For years, tests like the SAT and the ACT have cast long shadows on the rest of the credentialing process. The shame of it all is that these tests are grossly misused. By their current design, they are diagnostic tests whose purpose is to give admission officers a better handle on whether a student can do the academic work in the first year of college. Period.

As such, their greatest value is in assessing the academic readiness of the relative handful of students who would seem to be marginally able and prepared to do the work at a given college.

Instead, they are, as a matter of convenience, the competitive credential du jour—presumed measures of intelligence used to burnish institutional images. The calculus is simple: the bigger the number the more desirable is the student. As a result, most young people prep for tests, not to prove that they can do the work, but to meet a mythic standard.

[Read 6 myths of standardized tests.]

That said, admissions officers at colleges and universities around the country know they can make good decisions about whom to admit without the aid of test scores.
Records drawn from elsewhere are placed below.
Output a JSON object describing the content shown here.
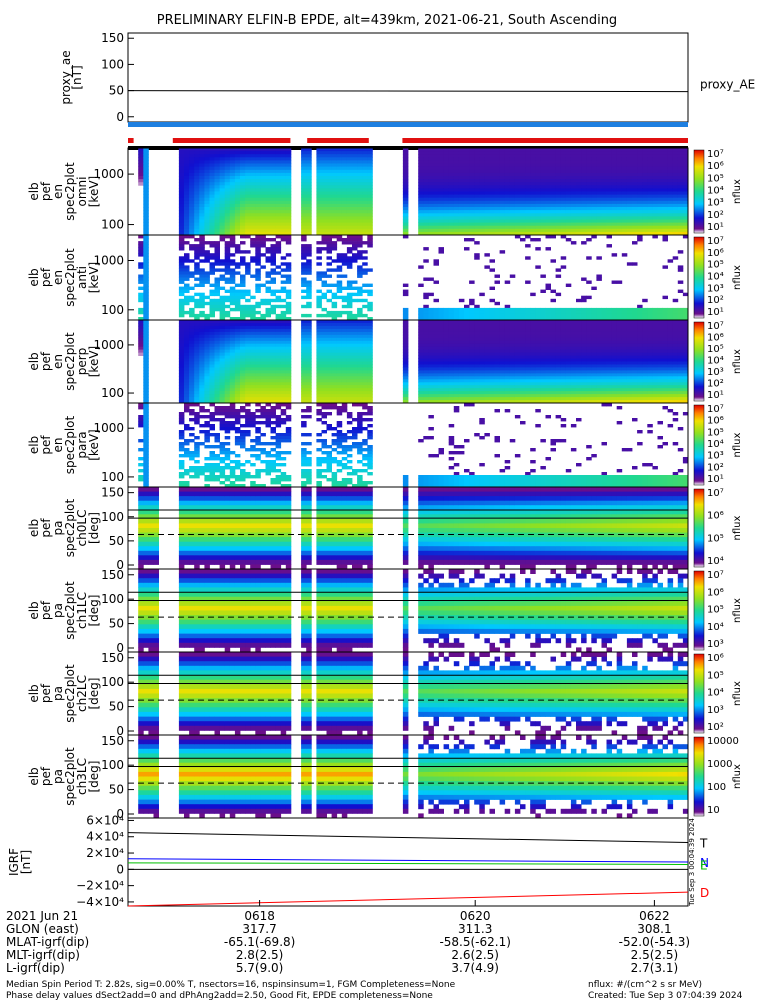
{
  "title": "PRELIMINARY ELFIN-B EPDE, alt=439km, 2021-06-21, South Ascending",
  "colors": {
    "bar_red": "#e01010",
    "bar_blue": "#1e7fe0",
    "T": "#000000",
    "N": "#0000ff",
    "E": "#00c000",
    "D": "#ff0000"
  },
  "chart_data": [
    {
      "type": "line",
      "name": "proxy_ae",
      "ylabel_lines": [
        "proxy_ae",
        "[nT]"
      ],
      "yticks": [
        "150",
        "100",
        "50",
        "0"
      ],
      "ylim": [
        -10,
        160
      ],
      "legend": "proxy_AE",
      "value": 50
    },
    {
      "type": "heatmap",
      "name": "omni",
      "ylabel_lines": [
        "elb",
        "pef",
        "en",
        "spec2plot",
        "omni",
        "[keV]"
      ],
      "yticks": [
        "1000",
        "100"
      ],
      "cbar_label": "nflux",
      "cbar_ticks": [
        "10⁷",
        "10⁶",
        "10⁵",
        "10⁴",
        "10³",
        "10²",
        "10¹"
      ]
    },
    {
      "type": "heatmap",
      "name": "anti",
      "ylabel_lines": [
        "elb",
        "pef",
        "en",
        "spec2plot",
        "anti",
        "[keV]"
      ],
      "yticks": [
        "1000",
        "100"
      ],
      "cbar_label": "nflux",
      "cbar_ticks": [
        "10⁷",
        "10⁶",
        "10⁵",
        "10⁴",
        "10³",
        "10²",
        "10¹"
      ]
    },
    {
      "type": "heatmap",
      "name": "perp",
      "ylabel_lines": [
        "elb",
        "pef",
        "en",
        "spec2plot",
        "perp",
        "[keV]"
      ],
      "yticks": [
        "1000",
        "100"
      ],
      "cbar_label": "nflux",
      "cbar_ticks": [
        "10⁷",
        "10⁶",
        "10⁵",
        "10⁴",
        "10³",
        "10²",
        "10¹"
      ]
    },
    {
      "type": "heatmap",
      "name": "para",
      "ylabel_lines": [
        "elb",
        "pef",
        "en",
        "spec2plot",
        "para",
        "[keV]"
      ],
      "yticks": [
        "1000",
        "100"
      ],
      "cbar_label": "nflux",
      "cbar_ticks": [
        "10⁷",
        "10⁶",
        "10⁵",
        "10⁴",
        "10³",
        "10²",
        "10¹"
      ]
    },
    {
      "type": "heatmap",
      "name": "ch0LC",
      "ylabel_lines": [
        "elb",
        "pef",
        "pa",
        "spec2plot",
        "ch0LC",
        "[deg]"
      ],
      "yticks": [
        "150",
        "100",
        "50",
        "0"
      ],
      "cbar_label": "nflux",
      "cbar_ticks": [
        "10⁷",
        "10⁶",
        "10⁵",
        "10⁴"
      ]
    },
    {
      "type": "heatmap",
      "name": "ch1LC",
      "ylabel_lines": [
        "elb",
        "pef",
        "pa",
        "spec2plot",
        "ch1LC",
        "[deg]"
      ],
      "yticks": [
        "150",
        "100",
        "50",
        "0"
      ],
      "cbar_label": "nflux",
      "cbar_ticks": [
        "10⁷",
        "10⁶",
        "10⁵",
        "10⁴",
        "10³"
      ]
    },
    {
      "type": "heatmap",
      "name": "ch2LC",
      "ylabel_lines": [
        "elb",
        "pef",
        "pa",
        "spec2plot",
        "ch2LC",
        "[deg]"
      ],
      "yticks": [
        "150",
        "100",
        "50",
        "0"
      ],
      "cbar_label": "nflux",
      "cbar_ticks": [
        "10⁶",
        "10⁵",
        "10⁴",
        "10³",
        "10²"
      ]
    },
    {
      "type": "heatmap",
      "name": "ch3LC",
      "ylabel_lines": [
        "elb",
        "pef",
        "pa",
        "spec2plot",
        "ch3LC",
        "[deg]"
      ],
      "yticks": [
        "150",
        "100",
        "50",
        "0"
      ],
      "cbar_label": "nflux",
      "cbar_ticks": [
        "10000",
        "1000",
        "100",
        "10"
      ]
    },
    {
      "type": "line",
      "name": "IGRF",
      "ylabel_lines": [
        "IGRF",
        "[nT]"
      ],
      "yticks": [
        "6×10⁴",
        "4×10⁴",
        "2×10⁴",
        "0",
        "−2×10⁴",
        "−4×10⁴"
      ],
      "ylim": [
        -45000,
        63000
      ],
      "x": [
        0,
        1
      ],
      "series": [
        {
          "name": "T",
          "color": "#000000",
          "values": [
            45000,
            33000
          ]
        },
        {
          "name": "N",
          "color": "#0000ff",
          "values": [
            13000,
            9000
          ]
        },
        {
          "name": "E",
          "color": "#00c000",
          "values": [
            8000,
            6000
          ]
        },
        {
          "name": "D",
          "color": "#ff0000",
          "values": [
            -45000,
            -28000
          ]
        }
      ],
      "side_label": "Tue Sep  3 00:04:39 2024"
    }
  ],
  "ephemeris": {
    "date": "2021 Jun 21",
    "rows": [
      {
        "label": "GLON (east)",
        "values": [
          "317.7",
          "311.3",
          "308.1"
        ]
      },
      {
        "label": "MLAT-igrf(dip)",
        "values": [
          "-65.1(-69.8)",
          "-58.5(-62.1)",
          "-52.0(-54.3)"
        ]
      },
      {
        "label": "MLT-igrf(dip)",
        "values": [
          "2.8(2.5)",
          "2.6(2.5)",
          "2.5(2.5)"
        ]
      },
      {
        "label": "L-igrf(dip)",
        "values": [
          "5.7(9.0)",
          "3.7(4.9)",
          "2.7(3.1)"
        ]
      }
    ],
    "times": [
      "0618",
      "0620",
      "0622"
    ]
  },
  "footer": {
    "line1": "Median Spin Period T: 2.82s, sig=0.00% T, nsectors=16, nspinsinsum=1, FGM Completeness=None",
    "line2": "Phase delay values dSect2add=0 and dPhAng2add=2.50, Good Fit, EPDE completeness=None",
    "units": "nflux: #/(cm^2 s sr MeV)",
    "created": "Created: Tue Sep  3 07:04:39 2024"
  }
}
Their own validity studies show that, among the factors that predict success in the first year of college (rigor of courses, grades, year-end exams, writing samples, letters of recommendations, etc.), test scores carry very little weight.

The good news is that nearly 850 institutions (and the list grows by the month), at all levels of selectivity, acknowledge this reality by making tests optional in their respective admissions processes. I was at one of those schools when it went test optional. The day we made the announcement was like a day of liberation—we were free from the tyranny of numbers and could look more critically of the substance of the individual in making our decisions.
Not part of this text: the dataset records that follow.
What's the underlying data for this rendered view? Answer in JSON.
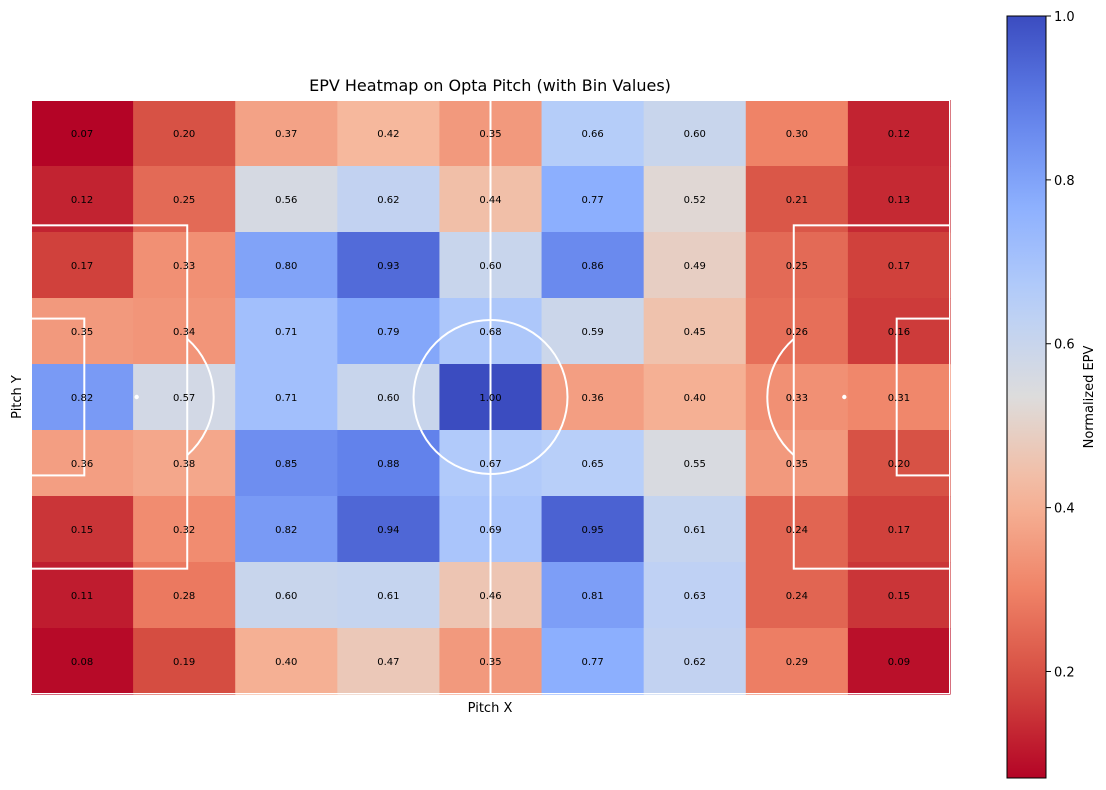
{
  "chart_data": {
    "type": "heatmap",
    "title": "EPV Heatmap on Opta Pitch (with Bin Values)",
    "xlabel": "Pitch X",
    "ylabel": "Pitch Y",
    "colormap": "coolwarm_r",
    "value_range": [
      0.07,
      1.0
    ],
    "values": [
      [
        0.07,
        0.2,
        0.37,
        0.42,
        0.35,
        0.66,
        0.6,
        0.3,
        0.12
      ],
      [
        0.12,
        0.25,
        0.56,
        0.62,
        0.44,
        0.77,
        0.52,
        0.21,
        0.13
      ],
      [
        0.17,
        0.33,
        0.8,
        0.93,
        0.6,
        0.86,
        0.49,
        0.25,
        0.17
      ],
      [
        0.35,
        0.34,
        0.71,
        0.79,
        0.68,
        0.59,
        0.45,
        0.26,
        0.16
      ],
      [
        0.82,
        0.57,
        0.71,
        0.6,
        1.0,
        0.36,
        0.4,
        0.33,
        0.31
      ],
      [
        0.36,
        0.38,
        0.85,
        0.88,
        0.67,
        0.65,
        0.55,
        0.35,
        0.2
      ],
      [
        0.15,
        0.32,
        0.82,
        0.94,
        0.69,
        0.95,
        0.61,
        0.24,
        0.17
      ],
      [
        0.11,
        0.28,
        0.6,
        0.61,
        0.46,
        0.81,
        0.63,
        0.24,
        0.15
      ],
      [
        0.08,
        0.19,
        0.4,
        0.47,
        0.35,
        0.77,
        0.62,
        0.29,
        0.09
      ]
    ],
    "colorbar": {
      "label": "Normalized EPV",
      "ticks": [
        "0.2",
        "0.4",
        "0.6",
        "0.8",
        "1.0"
      ],
      "tick_values": [
        0.2,
        0.4,
        0.6,
        0.8,
        1.0
      ]
    },
    "pitch_line_color": "#ffffff"
  }
}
As you consider your college options, keep in mind the opportunity present in test-optional admissions. The following are five reasons to take test-optional schools seriously:

1. The use of test-optional policies is an articulation of the manner in which institutions value performance and potential in their respective selection processes. This doesn't mean they are easier to get into. It does mean that test results will not stand alone as the barrier to admission.

2. Test-optional schools are typically holistic in their selection processes. This means they are looking at the measures of the whole person and, as such, are more likely to acknowledge differences in learning styles and opportunities for broader and more inclusive involvement.

[Explore the U.S. News guide to finding the right school.]

3. The absence of a testing requirement opens the door for a more creative, if not interpretive, presentation of your credentials. While you still need to present a compelling academic record, there is a greater chance that important themes in your application will be considered—and valued.

4. They are good schools that feature excellent learning environments. Some of the most venerable academic institutions in the country are test optional (see the complete list of test-optional colleges at FairTest.org).

5. Applying to test-optional schools means you can relax just a bit. While you might need to be attentive to score requirements at other schools, the pressure to hit a "big number" will not dominate your consciousness as you apply to test-optional schools.